Джонатан Троппер - Все к лучшему
Я скучаю по Тамаре.
Я думаю о Хоуп. В голову лезут всякие глупости. Вышла ли она в понедельник на работу или взяла отгул, чтобы все обдумать, с болью в сердце вспомнить последние месяцы, ругая себя за то, что пропустила столько тревожных знаков, возненавидеть меня и стереть из памяти? Она, конечно, скоро обо всем забудет и с новыми силами примется ходить на свидания, не сожалея попусту о том, что ненадолго сбилась с правильного пути. Месяца через три у нее появится новый мужчина, высокий красавец со спортивной фигурой, дипломом MBA, густыми волосами и рельефным прессом, который занимается бегом, читает «Уолл-стрит джорнэл» и трахается, как порнозвезда. И когда они, голые и лоснящиеся от пота, будут лежать рядом после секса, она расскажет ему обо мне, ссылаясь на временное помрачение рассудка, а он сочувственно выслушает нашу историю и скажет, что я полный урод и он с удовольствием поймал бы меня и набил мне морду. Все это время он будет поглаживать ее грудь, не давая пламени угаснуть, чтобы, как только Хоуп договорит, усадить ее на себя и увидеть, как она, зажмурившись, запрокинет голову, когда он в третий раз за ночь войдет в нее. Его голова будет лежать на подушке, где когда-то была моя, его руки будут тискать ее нежную попу, которую когда-то сжимал я, он войдет в Хоуп глубоко и раз и навсегда заставит позабыть обо мне. До чего же я скучаю по тому, как пахла ее комната после того, как мы занимались любовью, — сложная смесь пота, секса и душистого постельного белья. Никогда не угадаешь, что, быть может, сейчас вы вместе в последний раз. Если бы мы это знали, наверное, относились бы к происходящему внимательнее.
В среду я поднимаюсь в лифте в привычной утренней давке. Все молча таращатся на полированные стальные двери, пахнет свежесваренным кофе и женскими духами. Никогда не мог понять, почему в офисных лифтах нет рекламы. Народ бы смотрел на что угодно, лишь бы не друг на друга. Я выхожу на своем этаже и у дверей «Спэндлера» провожу магнитной карточкой по считывающему устройству.

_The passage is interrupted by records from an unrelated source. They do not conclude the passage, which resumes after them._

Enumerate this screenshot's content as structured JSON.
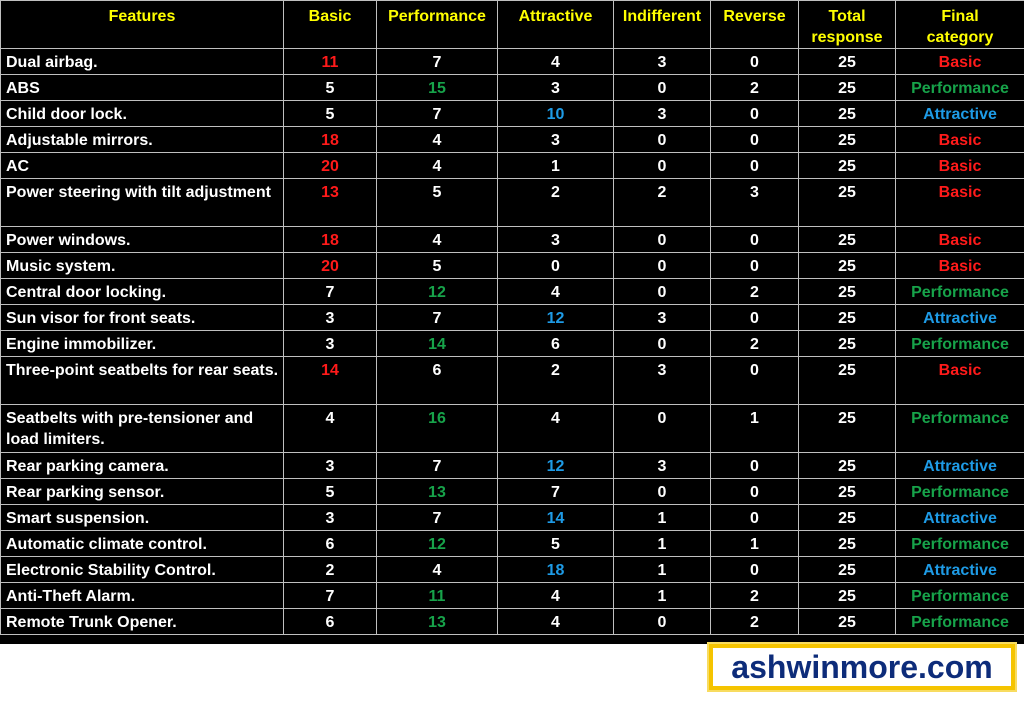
{
  "headers": [
    "Features",
    "Basic",
    "Performance",
    "Attractive",
    "Indifferent",
    "Reverse",
    "Total response",
    "Final category"
  ],
  "header_lines": {
    "total": [
      "Total",
      "response"
    ],
    "final": [
      "Final",
      "category"
    ]
  },
  "colors": {
    "header": "#ffff00",
    "basic": "#ff1a1a",
    "performance": "#17a34a",
    "attractive": "#1e9be6",
    "text": "#ffffff",
    "background": "#000000",
    "logo_border": "#f5c400",
    "logo_text": "#0d2c7a"
  },
  "rows": [
    {
      "feature": "Dual airbag.",
      "basic": "11",
      "performance": "7",
      "attractive": "4",
      "indifferent": "3",
      "reverse": "0",
      "total": "25",
      "category": "Basic"
    },
    {
      "feature": "ABS",
      "basic": "5",
      "performance": "15",
      "attractive": "3",
      "indifferent": "0",
      "reverse": "2",
      "total": "25",
      "category": "Performance"
    },
    {
      "feature": "Child door lock.",
      "basic": "5",
      "performance": "7",
      "attractive": "10",
      "indifferent": "3",
      "reverse": "0",
      "total": "25",
      "category": "Attractive"
    },
    {
      "feature": "Adjustable mirrors.",
      "basic": "18",
      "performance": "4",
      "attractive": "3",
      "indifferent": "0",
      "reverse": "0",
      "total": "25",
      "category": "Basic"
    },
    {
      "feature": "AC",
      "basic": "20",
      "performance": "4",
      "attractive": "1",
      "indifferent": "0",
      "reverse": "0",
      "total": "25",
      "category": "Basic"
    },
    {
      "feature": "Power steering with tilt adjustment",
      "basic": "13",
      "performance": "5",
      "attractive": "2",
      "indifferent": "2",
      "reverse": "3",
      "total": "25",
      "category": "Basic"
    },
    {
      "feature": "Power windows.",
      "basic": "18",
      "performance": "4",
      "attractive": "3",
      "indifferent": "0",
      "reverse": "0",
      "total": "25",
      "category": "Basic"
    },
    {
      "feature": "Music system.",
      "basic": "20",
      "performance": "5",
      "attractive": "0",
      "indifferent": "0",
      "reverse": "0",
      "total": "25",
      "category": "Basic"
    },
    {
      "feature": "Central door locking.",
      "basic": "7",
      "performance": "12",
      "attractive": "4",
      "indifferent": "0",
      "reverse": "2",
      "total": "25",
      "category": "Performance"
    },
    {
      "feature": "Sun visor for front seats.",
      "basic": "3",
      "performance": "7",
      "attractive": "12",
      "indifferent": "3",
      "reverse": "0",
      "total": "25",
      "category": "Attractive"
    },
    {
      "feature": "Engine immobilizer.",
      "basic": "3",
      "performance": "14",
      "attractive": "6",
      "indifferent": "0",
      "reverse": "2",
      "total": "25",
      "category": "Performance"
    },
    {
      "feature": "Three-point seatbelts for rear seats.",
      "basic": "14",
      "performance": "6",
      "attractive": "2",
      "indifferent": "3",
      "reverse": "0",
      "total": "25",
      "category": "Basic"
    },
    {
      "feature": "Seatbelts with pre-tensioner and load limiters.",
      "basic": "4",
      "performance": "16",
      "attractive": "4",
      "indifferent": "0",
      "reverse": "1",
      "total": "25",
      "category": "Performance"
    },
    {
      "feature": "Rear parking camera.",
      "basic": "3",
      "performance": "7",
      "attractive": "12",
      "indifferent": "3",
      "reverse": "0",
      "total": "25",
      "category": "Attractive"
    },
    {
      "feature": "Rear parking sensor.",
      "basic": "5",
      "performance": "13",
      "attractive": "7",
      "indifferent": "0",
      "reverse": "0",
      "total": "25",
      "category": "Performance"
    },
    {
      "feature": "Smart suspension.",
      "basic": "3",
      "performance": "7",
      "attractive": "14",
      "indifferent": "1",
      "reverse": "0",
      "total": "25",
      "category": "Attractive"
    },
    {
      "feature": "Automatic climate control.",
      "basic": "6",
      "performance": "12",
      "attractive": "5",
      "indifferent": "1",
      "reverse": "1",
      "total": "25",
      "category": "Performance"
    },
    {
      "feature": "Electronic Stability Control.",
      "basic": "2",
      "performance": "4",
      "attractive": "18",
      "indifferent": "1",
      "reverse": "0",
      "total": "25",
      "category": "Attractive"
    },
    {
      "feature": "Anti-Theft Alarm.",
      "basic": "7",
      "performance": "11",
      "attractive": "4",
      "indifferent": "1",
      "reverse": "2",
      "total": "25",
      "category": "Performance"
    },
    {
      "feature": "Remote Trunk Opener.",
      "basic": "6",
      "performance": "13",
      "attractive": "4",
      "indifferent": "0",
      "reverse": "2",
      "total": "25",
      "category": "Performance"
    }
  ],
  "watermark": "ashwinmore.com"
}
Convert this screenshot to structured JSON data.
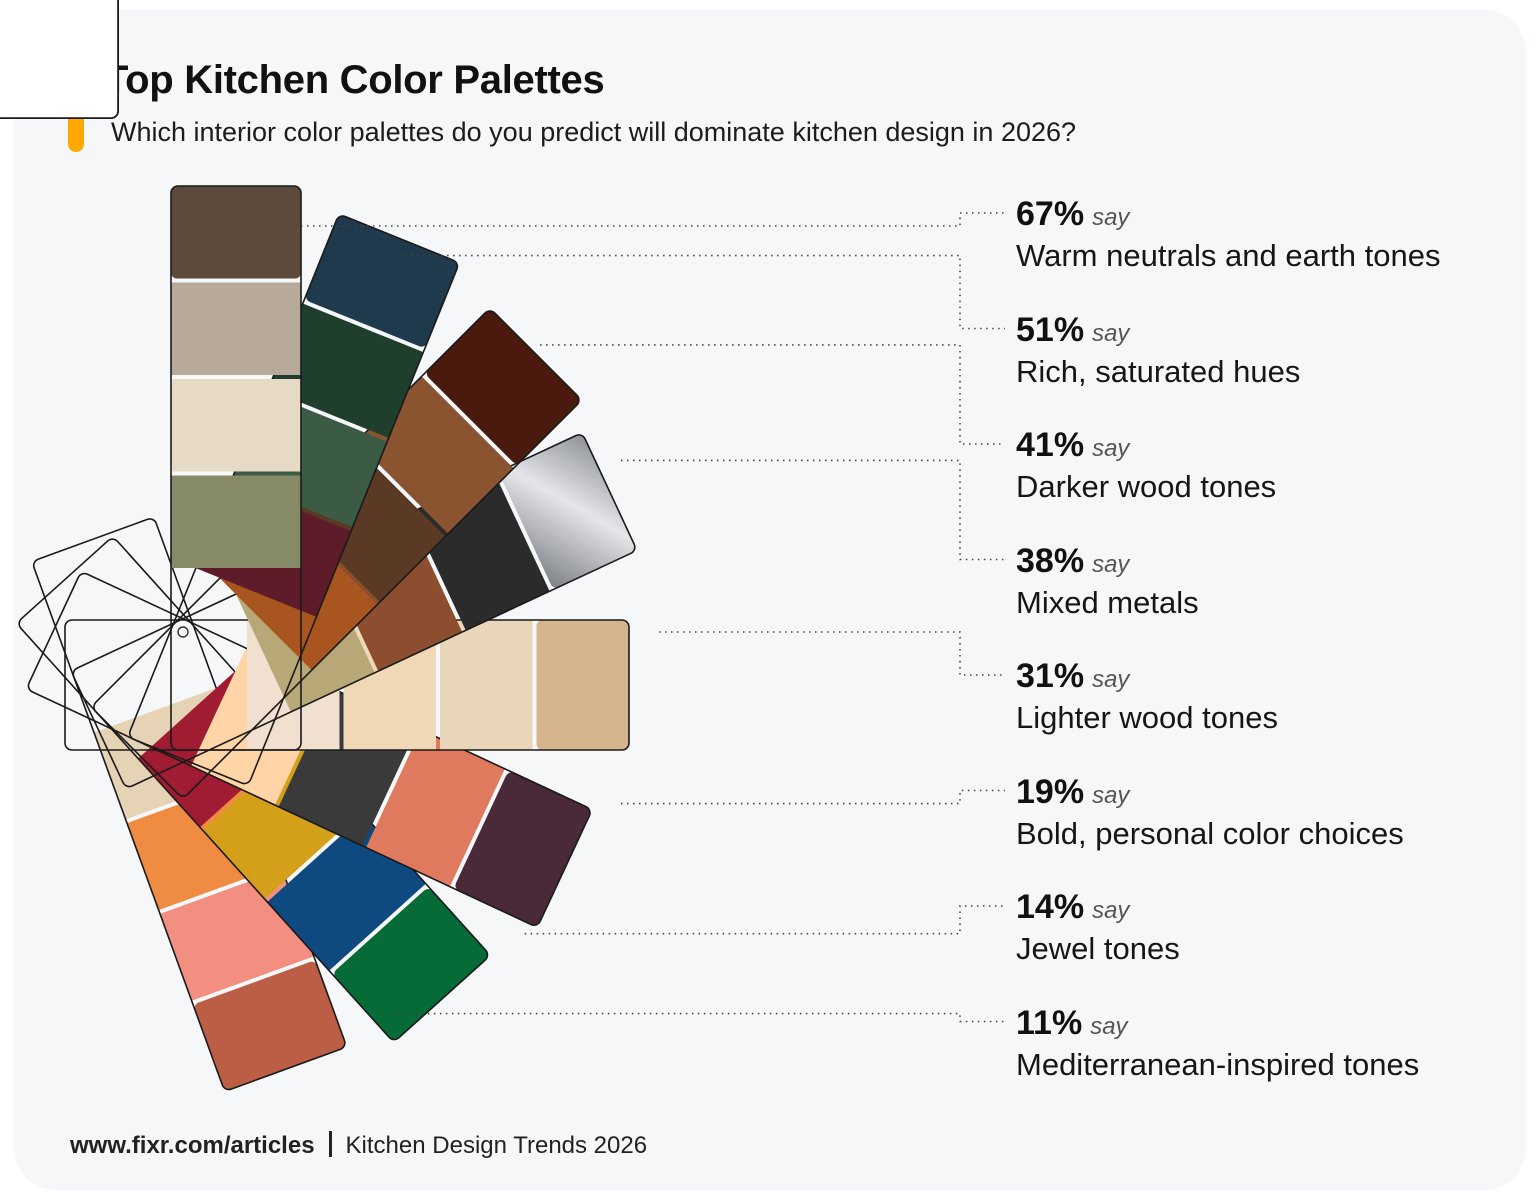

Не знаю, чего я жду — может, что загорятся аварийные лампы и завоет сигнализация, — но ничего такого не происходит: как обычно, слышится металлический щелчок, и дверь открывается. Не замеченный никем, я спокойно шагаю по коридорам — все менеджеры на совещании, — захожу к себе в кабинку, сажусь в кресло и включаю компьютер. В ящике электронной почты скопилось триста с чем-то писем, и прибывают все новые, оттесняя предыдущие вниз по экрану. По дороге на работу я так и не решил, еду ли увольняться или просить о помиловании. Но сейчас, прокручивая сердитые строчки из писем клиентов — унылые подробности моей работы, — я со спокойной уверенностью выделяю всю переписку и недрогнувшей рукой отправляю в корзину, после чего устраиваю такой же электронный геноцид на сотовом телефоне и КПК со смешанным чувством ужаса и ликования, как алкоголик, выливающий в унитаз последние капли из припрятанной в загашнике бутылки. Вопреки рассудку я в глубине души чувствую, что так будет лучше, хотя на мгновение меня охватывает порыв вернуть все на место.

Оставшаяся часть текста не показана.